Do you remember that first kill you made while hunting. I'd bet most of us do whether it was a bird, squirrel, or rabbit. It was better than thirty years ago but I still remember my first snipe fondly. I honestly believe today I could walk to within fifty yards of where I shot it. I was hunting that day with my father and Keith. Keith lived across the street and was the one that taught me about snipe. He taught me where to hunt them and it was with his single-shot 20 gauge Winchester 37 that I shot my first one.
Keith was two grades ahead of me in school and we both played high school baseball. At the time he was on the varsity team and I was a freshman playing on the junior varsity team. I have not seen him since he graduated and moved away. That would have been about a year after I shot that first snipe. I wish today I could thank him for introducing me to what has become an important part of my life although in all likelihood we will not cross paths again. But who knows, maybe he's still out there chasing snipe and somehow he'll stumble upon this story.

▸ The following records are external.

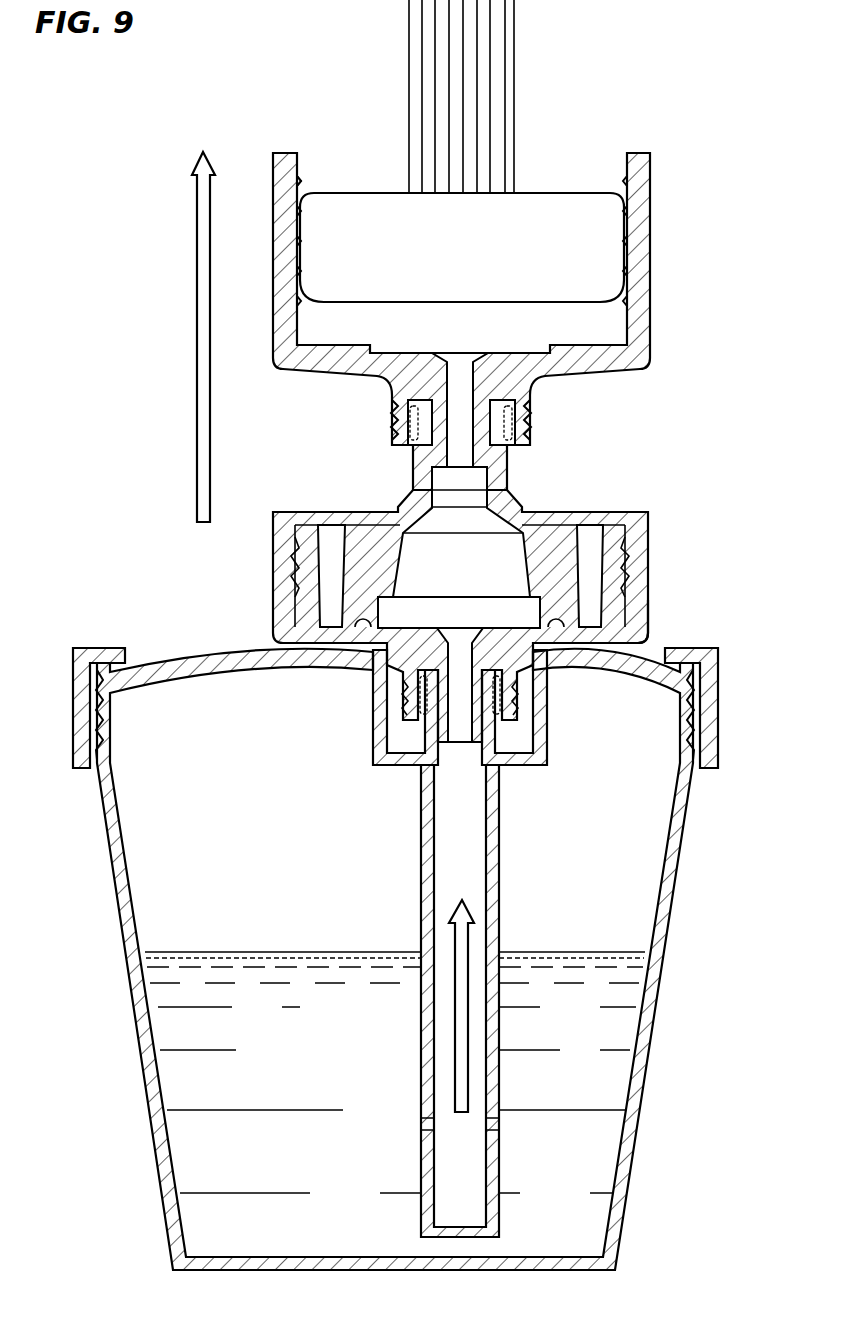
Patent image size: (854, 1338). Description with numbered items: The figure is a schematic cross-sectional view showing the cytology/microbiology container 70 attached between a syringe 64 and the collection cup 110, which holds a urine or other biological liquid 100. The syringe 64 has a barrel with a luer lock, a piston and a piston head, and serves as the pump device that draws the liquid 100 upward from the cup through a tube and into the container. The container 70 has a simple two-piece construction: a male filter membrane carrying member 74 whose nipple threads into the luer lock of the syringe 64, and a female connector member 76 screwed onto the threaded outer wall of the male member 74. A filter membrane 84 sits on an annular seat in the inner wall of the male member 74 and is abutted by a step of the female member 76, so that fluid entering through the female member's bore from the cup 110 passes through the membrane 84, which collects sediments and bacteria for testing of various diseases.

The syringe 64 is at (658, 281).
The cytology/microbiology container 70 is at (662, 555).
The male filter membrane carrying member 74 is at (562, 512).
The female connector member 76 is at (652, 612).
The filter membrane 84 is at (473, 625).
The biological liquid 100 is at (598, 1090).
The collection cup 110 is at (676, 918).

I don't know the exact date when I shot that first snipe nor do I know how many days I hunted or shells I fired prior to that day. I'm sure when I did get that first bird I noticed the feeling of its soft feathers and warm body the way I still do today. We had a routine that involved Keith and dad walking down the edge of the lake while I was posted at the largest of a couple of water holes where the birds often retreated to when flushed from the lake. There were a couple of good reasons why that was a good idea. First, two people is already one too many to walk a short stretch of shoreline. Second and most important was the safety factor. It was still a few years before I would be old enough to drive a car and while I've always been a safe handler of firearms there was no way three people could be safely shooting in such a confined area, especially when as often as not the quarry isn't flying much over head high.

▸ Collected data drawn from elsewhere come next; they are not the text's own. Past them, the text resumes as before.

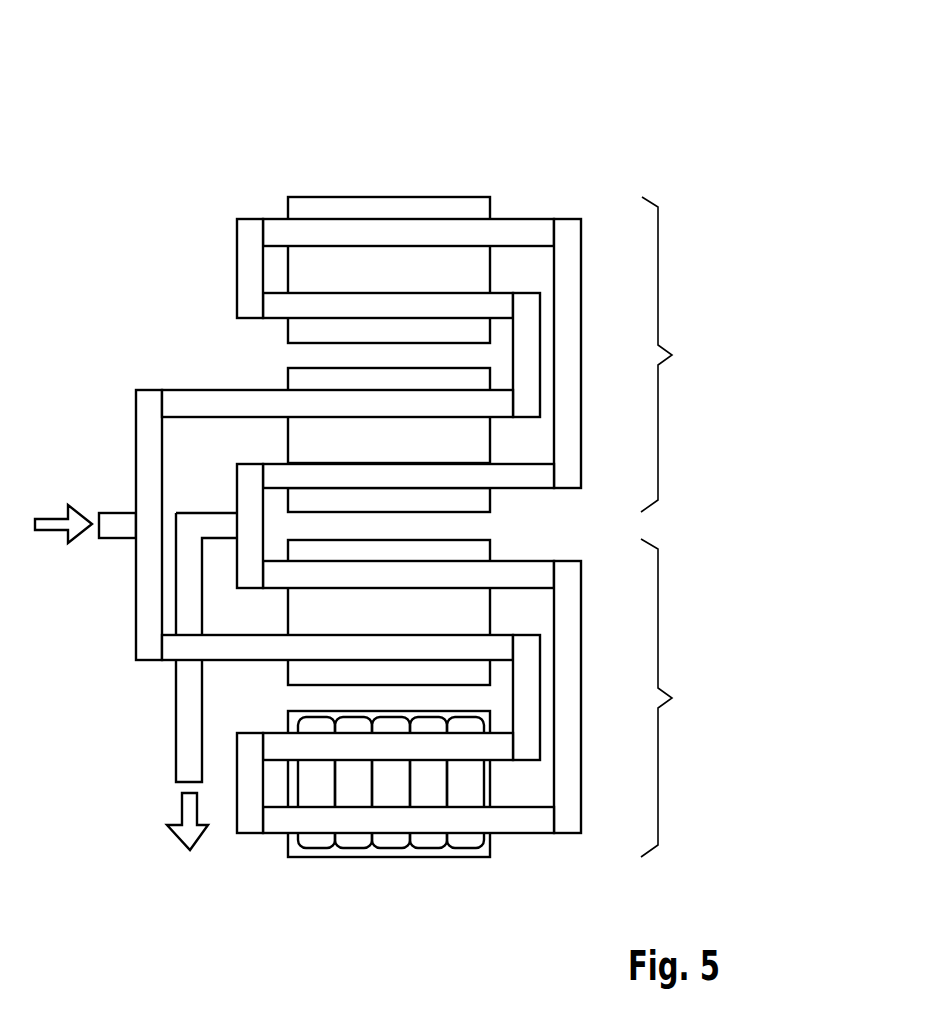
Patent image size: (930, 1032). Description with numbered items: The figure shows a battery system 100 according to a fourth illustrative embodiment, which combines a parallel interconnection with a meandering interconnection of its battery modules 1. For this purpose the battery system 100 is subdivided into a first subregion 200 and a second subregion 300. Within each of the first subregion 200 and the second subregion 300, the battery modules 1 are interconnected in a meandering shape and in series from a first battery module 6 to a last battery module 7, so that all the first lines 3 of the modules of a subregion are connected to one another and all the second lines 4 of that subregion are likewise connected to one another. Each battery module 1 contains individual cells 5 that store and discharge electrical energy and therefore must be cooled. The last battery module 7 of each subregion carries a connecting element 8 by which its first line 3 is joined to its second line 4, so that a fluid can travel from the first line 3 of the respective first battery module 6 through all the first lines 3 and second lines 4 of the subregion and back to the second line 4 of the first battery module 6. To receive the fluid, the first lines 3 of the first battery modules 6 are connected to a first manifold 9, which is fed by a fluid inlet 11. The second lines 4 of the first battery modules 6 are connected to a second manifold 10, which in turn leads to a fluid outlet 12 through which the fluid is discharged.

The battery module 1 is at (388, 208).
The first line 3 is at (275, 305).
The second line 4 is at (275, 232).
The individual cells 5 is at (355, 842).
The first battery module 6 is at (498, 502).
The last battery module 7 is at (508, 204).
The connecting element 8 is at (248, 265).
The first manifold 9 is at (148, 597).
The second manifold 10 is at (245, 485).
The fluid inlet 11 is at (48, 513).
The fluid outlet 12 is at (180, 808).
The battery system 100 is at (518, 98).
The first subregion 200 is at (681, 354).
The second subregion 300 is at (681, 698).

While I'd like to think I always waited patiently for birds to be pushed my way I doubt if that was ever the case. But every so often I would see a bird in the distance headed my way. Sometimes it would follow a shot from either dad or Keith and anytime I heard one or both of them shoot I'd get so excited from the anticipation that I would start shaking. If there such thing as "snipe fever", the equivalent of buck fever to a deer hunter, I had it. What would often happen next would be a snipe heading for the pond where I was waiting to attempt another ambush. As soon as it got into what I perceived to be shooting range, probably something on the order of seventy-five yards, there'd be a single "boom' from the little Winchester 37 followed by the letdown of a bird, or a couple of birds, headed back out to the open lake. Countless times that was repeated. Truth be told my two older and more experienced hunting companions weren't exactly filling the freezer with game but I will concede that they were doing a little better than I was.
The bird that was to be the first of many didn't appear to be any different than all those that had made a fool of me on previous approaches. I was facing south and a bird was coming in from my left, or passing east to west. He thought he was going to land on the other side but I didn't allow that. There'd be no refuge at the water hole I was entrusted to guard. The routine was for me to shoot and the bird to get back out there where dad or Keith might get a crack at it. That was the only realistic way it was going home with us anyway. At the shot he didn't hit the afterburners and show flashes of his white belly against the background of pine trees the way every bird prior to him had. I'm not sure what I really saw or if I didn't see anything at all. Perhaps all I saw was no bird flying away. I had to walk halfway around the little waterhole and as I got to where he was when I shot I spotted the bird laying on the ground. I hustled over and as I picked it up Keith, who was approaching from the same direction that the bird did, said "Here he is". He reached down and picked up a bird ten to fifteen feet away from the bird I was picking up.
How could that be? If it happened the way it appeared to a second bird must have been on the ground directly behind the bird I shot. There was definitely not two birds in the air. The only other possibility is that Keith was trying to plant one he'd shot. If that was what really happened it was a safe bet he wouldn't have to worry about us ending up with two birds. But end up with two birds we did. To this day I like to think the first time I shot a snipe I shot two with one shot, a feat I've repeated twice since. If that isn't what really happened I will never know anyway. I would also never have imagined how important that moment would be for me to this day.